Following our initial announcement in October, the divestment of our non-core businesses is well under way. The announced sales of our zinc portfolio, several of Tarmac’s European businesses and five undeveloped coal assets in Australia are expected to generate proceeds in excess of $2.2 billion. As we stated from the outset, we will sell the balance of our divestment portfolio in a manner and on a timetable that maximises value for our shareholders. We have seen a lot of interest in these assets.
I am pleased to announce the resumption of dividend payments with an interim dividend of 25 cents per share, reflecting the Group’s improved operating performance and financial position, as well as progress on non-core asset sales and a supportive medium term outlook.
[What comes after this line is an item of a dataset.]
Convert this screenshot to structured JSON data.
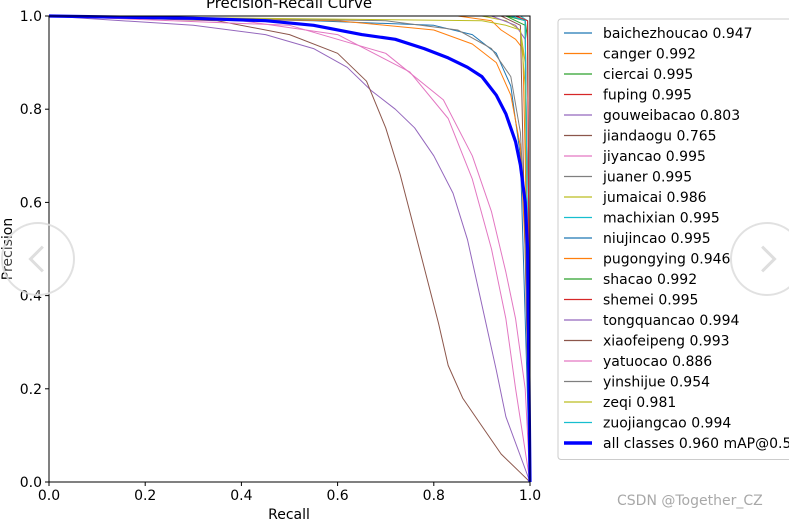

Our safety performance has shown further considerable improvement in the first half, with both fatality and lost time injury rates continuing to reduce. While these results represent a step change from the position in 2007, we will continue to strive to achieve our goal of zero harm.
The short term outlook for the world economy has become more uncertain in recent months, with certain less favourable leading economic indicators. However, in the medium to long term, we remain confident about prospects for Anglo American with the process of industrialisation and urbanisation in China, India, Brazil and other emerging countries continuing to drive demand for our key commodities.”